The supposed ‘smugglers list’ has thus raised suspicion that the Senate may simply be an unwitting tool used by unseen hands with ulterior motives.

It should also be pointed out that when the Senate held its first hearing on December 14, 2021, Guerrero had already challenged the senators and critics of the BOC’s handling of the anti-smuggling drive to “name names” so he can have them investigated and removed if warranted by concrete evidence.

Guerrero says that he has not received any “validated report” on who among his subordinates are involved in smuggling activities.

Both President Duterte and Finance Secretary Carlos Dominguez, up to their remaining days in office, apparently had not received any documented complaint against Guerrero for participation in wrongdoing in the agency.

Since he believes that his name has been tainted by unjust and unfair allegations, Guerrero is taking the right step in challenging Sotto and others to haul him and his subordinates before a court of law where they can have the chance to face their accusers and defend themselves.

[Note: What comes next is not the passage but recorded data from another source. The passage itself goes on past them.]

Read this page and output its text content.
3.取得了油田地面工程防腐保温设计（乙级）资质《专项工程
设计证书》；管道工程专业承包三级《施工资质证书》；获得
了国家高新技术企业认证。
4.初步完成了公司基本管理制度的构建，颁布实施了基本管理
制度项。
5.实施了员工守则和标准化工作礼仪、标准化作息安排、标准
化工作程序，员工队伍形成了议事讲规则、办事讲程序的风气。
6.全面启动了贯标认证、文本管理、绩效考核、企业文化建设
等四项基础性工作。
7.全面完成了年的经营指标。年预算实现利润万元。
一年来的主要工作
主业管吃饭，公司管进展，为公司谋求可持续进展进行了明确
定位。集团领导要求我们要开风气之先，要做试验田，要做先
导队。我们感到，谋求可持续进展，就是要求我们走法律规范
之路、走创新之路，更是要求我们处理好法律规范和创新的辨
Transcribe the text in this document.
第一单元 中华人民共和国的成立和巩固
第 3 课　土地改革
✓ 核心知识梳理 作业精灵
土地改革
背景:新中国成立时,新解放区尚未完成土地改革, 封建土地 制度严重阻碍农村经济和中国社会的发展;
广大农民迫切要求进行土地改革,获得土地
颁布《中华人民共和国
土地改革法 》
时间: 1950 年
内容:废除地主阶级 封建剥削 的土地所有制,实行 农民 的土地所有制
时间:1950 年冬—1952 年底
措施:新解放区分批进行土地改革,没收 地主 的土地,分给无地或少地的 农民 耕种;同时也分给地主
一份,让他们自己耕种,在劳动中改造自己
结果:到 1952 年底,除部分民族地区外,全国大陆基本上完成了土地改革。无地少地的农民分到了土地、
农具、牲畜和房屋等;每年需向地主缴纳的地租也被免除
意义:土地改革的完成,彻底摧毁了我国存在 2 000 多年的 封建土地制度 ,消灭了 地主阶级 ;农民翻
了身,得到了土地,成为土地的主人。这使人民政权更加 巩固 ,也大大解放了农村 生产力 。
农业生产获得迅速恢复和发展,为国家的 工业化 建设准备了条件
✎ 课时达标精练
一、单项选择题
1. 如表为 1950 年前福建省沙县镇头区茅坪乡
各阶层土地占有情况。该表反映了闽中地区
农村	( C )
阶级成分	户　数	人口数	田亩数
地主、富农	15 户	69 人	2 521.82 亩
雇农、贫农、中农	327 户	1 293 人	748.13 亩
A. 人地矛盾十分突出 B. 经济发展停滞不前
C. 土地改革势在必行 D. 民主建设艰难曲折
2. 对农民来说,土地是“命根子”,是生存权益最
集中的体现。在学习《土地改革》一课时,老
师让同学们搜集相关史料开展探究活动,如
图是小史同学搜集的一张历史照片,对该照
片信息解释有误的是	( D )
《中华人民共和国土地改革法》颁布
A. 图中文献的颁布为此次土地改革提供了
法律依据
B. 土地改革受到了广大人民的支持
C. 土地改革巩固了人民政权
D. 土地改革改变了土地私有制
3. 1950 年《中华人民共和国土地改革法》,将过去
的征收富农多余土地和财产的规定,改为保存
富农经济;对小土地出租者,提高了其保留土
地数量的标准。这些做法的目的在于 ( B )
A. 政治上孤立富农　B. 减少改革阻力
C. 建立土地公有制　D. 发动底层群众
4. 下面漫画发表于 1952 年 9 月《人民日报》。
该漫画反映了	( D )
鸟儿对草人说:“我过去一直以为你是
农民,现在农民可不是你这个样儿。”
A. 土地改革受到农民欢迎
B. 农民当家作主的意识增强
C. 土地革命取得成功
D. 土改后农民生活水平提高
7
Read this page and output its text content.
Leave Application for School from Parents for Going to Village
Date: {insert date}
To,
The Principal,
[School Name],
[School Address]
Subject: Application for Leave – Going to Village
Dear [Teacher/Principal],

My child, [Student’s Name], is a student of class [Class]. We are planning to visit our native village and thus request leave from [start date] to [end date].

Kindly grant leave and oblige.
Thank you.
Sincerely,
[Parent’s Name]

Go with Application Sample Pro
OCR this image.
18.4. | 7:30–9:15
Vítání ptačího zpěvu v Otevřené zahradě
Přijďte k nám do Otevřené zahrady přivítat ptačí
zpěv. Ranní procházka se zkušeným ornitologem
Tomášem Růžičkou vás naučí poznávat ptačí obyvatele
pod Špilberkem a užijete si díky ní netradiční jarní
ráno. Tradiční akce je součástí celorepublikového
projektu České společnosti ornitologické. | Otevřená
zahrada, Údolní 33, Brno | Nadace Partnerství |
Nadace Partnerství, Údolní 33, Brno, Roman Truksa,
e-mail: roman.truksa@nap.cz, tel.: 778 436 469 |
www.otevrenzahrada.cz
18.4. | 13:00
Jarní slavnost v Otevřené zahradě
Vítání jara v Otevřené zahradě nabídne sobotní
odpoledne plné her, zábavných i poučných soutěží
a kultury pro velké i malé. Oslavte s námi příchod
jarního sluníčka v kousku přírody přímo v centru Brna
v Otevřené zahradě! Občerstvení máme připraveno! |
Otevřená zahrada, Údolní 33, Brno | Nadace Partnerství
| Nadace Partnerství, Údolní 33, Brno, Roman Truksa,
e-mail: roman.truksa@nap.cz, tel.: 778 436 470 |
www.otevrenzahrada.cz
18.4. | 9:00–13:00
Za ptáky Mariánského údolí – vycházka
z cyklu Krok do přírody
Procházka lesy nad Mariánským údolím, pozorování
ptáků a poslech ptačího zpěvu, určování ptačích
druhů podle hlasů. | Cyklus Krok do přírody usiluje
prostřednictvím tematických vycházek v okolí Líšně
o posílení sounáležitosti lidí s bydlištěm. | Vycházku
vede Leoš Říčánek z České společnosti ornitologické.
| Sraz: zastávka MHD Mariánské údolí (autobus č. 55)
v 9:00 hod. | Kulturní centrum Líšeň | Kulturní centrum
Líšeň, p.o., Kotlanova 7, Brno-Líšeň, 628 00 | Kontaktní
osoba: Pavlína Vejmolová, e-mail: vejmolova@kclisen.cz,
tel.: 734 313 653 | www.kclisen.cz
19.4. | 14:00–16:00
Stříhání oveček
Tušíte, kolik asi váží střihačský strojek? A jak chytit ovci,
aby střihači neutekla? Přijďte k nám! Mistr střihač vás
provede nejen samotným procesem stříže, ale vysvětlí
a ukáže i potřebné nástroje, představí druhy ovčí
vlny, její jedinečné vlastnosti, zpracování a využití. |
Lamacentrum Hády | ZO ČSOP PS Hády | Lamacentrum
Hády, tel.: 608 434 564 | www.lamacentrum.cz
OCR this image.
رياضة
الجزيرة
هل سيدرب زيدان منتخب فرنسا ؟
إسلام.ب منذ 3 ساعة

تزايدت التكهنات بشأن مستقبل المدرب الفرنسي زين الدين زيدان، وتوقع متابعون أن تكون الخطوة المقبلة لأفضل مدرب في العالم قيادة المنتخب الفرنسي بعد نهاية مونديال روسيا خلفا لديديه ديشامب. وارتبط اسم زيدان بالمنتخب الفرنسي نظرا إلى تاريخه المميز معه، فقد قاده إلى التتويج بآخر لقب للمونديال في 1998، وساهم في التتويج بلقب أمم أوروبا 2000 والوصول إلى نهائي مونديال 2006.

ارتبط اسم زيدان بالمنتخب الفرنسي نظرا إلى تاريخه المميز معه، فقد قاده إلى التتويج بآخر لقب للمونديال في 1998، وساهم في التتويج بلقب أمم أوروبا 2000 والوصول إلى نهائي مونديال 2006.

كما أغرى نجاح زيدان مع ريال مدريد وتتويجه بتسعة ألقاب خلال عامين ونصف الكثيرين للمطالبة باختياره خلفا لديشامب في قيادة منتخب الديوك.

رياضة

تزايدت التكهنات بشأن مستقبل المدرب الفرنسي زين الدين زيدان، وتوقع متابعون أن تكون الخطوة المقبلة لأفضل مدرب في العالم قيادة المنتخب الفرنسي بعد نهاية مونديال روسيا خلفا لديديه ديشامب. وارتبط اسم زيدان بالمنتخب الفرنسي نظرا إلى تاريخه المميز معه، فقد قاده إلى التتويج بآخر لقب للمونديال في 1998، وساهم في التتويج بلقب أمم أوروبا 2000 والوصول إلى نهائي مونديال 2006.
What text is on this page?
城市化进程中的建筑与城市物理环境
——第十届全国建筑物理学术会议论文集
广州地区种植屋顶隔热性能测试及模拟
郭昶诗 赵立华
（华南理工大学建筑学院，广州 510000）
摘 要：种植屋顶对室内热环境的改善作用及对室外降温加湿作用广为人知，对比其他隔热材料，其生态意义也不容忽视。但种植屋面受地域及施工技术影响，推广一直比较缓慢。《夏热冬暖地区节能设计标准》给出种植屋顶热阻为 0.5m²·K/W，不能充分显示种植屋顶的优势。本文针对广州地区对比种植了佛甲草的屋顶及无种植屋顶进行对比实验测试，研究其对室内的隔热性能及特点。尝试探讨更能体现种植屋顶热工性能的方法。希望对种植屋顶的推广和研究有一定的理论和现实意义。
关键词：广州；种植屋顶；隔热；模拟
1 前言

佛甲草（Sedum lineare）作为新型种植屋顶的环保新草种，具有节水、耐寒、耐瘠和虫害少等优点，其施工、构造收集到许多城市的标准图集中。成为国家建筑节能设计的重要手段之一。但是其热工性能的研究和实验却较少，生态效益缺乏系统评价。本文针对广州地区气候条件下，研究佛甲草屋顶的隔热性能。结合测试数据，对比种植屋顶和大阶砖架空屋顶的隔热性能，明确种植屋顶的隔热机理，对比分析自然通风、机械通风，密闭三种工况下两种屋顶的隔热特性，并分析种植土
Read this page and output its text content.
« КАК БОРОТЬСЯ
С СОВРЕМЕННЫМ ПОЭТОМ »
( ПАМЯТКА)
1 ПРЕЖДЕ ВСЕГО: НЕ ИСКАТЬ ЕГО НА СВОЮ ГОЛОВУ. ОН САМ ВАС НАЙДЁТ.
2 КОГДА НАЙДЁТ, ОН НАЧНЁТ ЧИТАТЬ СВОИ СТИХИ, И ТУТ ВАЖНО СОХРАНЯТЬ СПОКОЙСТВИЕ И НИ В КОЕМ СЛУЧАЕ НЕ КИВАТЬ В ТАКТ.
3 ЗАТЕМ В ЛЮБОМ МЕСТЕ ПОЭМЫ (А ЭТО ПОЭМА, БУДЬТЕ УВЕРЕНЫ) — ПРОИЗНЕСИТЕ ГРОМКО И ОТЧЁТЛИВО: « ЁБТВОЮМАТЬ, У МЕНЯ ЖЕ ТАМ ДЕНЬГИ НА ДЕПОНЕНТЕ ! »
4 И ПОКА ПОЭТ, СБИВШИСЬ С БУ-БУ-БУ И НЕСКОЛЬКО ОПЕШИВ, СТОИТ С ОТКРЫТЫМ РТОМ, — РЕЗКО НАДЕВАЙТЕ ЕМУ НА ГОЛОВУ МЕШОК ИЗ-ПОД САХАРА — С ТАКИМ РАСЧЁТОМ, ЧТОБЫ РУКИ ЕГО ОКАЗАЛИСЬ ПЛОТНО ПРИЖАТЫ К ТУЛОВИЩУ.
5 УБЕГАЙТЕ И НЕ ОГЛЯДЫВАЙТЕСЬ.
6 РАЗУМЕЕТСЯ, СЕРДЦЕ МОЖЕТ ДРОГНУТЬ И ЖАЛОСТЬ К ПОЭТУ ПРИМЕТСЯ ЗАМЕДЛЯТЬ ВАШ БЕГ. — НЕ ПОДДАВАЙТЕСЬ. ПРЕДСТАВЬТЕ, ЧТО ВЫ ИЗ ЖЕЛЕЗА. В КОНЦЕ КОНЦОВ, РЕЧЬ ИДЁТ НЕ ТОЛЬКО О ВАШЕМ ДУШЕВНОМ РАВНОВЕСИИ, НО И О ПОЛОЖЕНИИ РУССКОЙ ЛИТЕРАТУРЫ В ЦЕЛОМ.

At a time when fake news, disinformation and misinformation abound in both mainstream and social media and manage to drown out the facts and the truth, public officials like Guerrero pilloried in public for supposed monkey business while in office can and should demand that allegations of wrongdoing should be supported by incontrovertible evidence.

Otherwise, the purveyors of plain rumors, half-truths and outright falsehoods will simply rule the roost, reduce our justice system to irrelevance and even bring it down to its knees.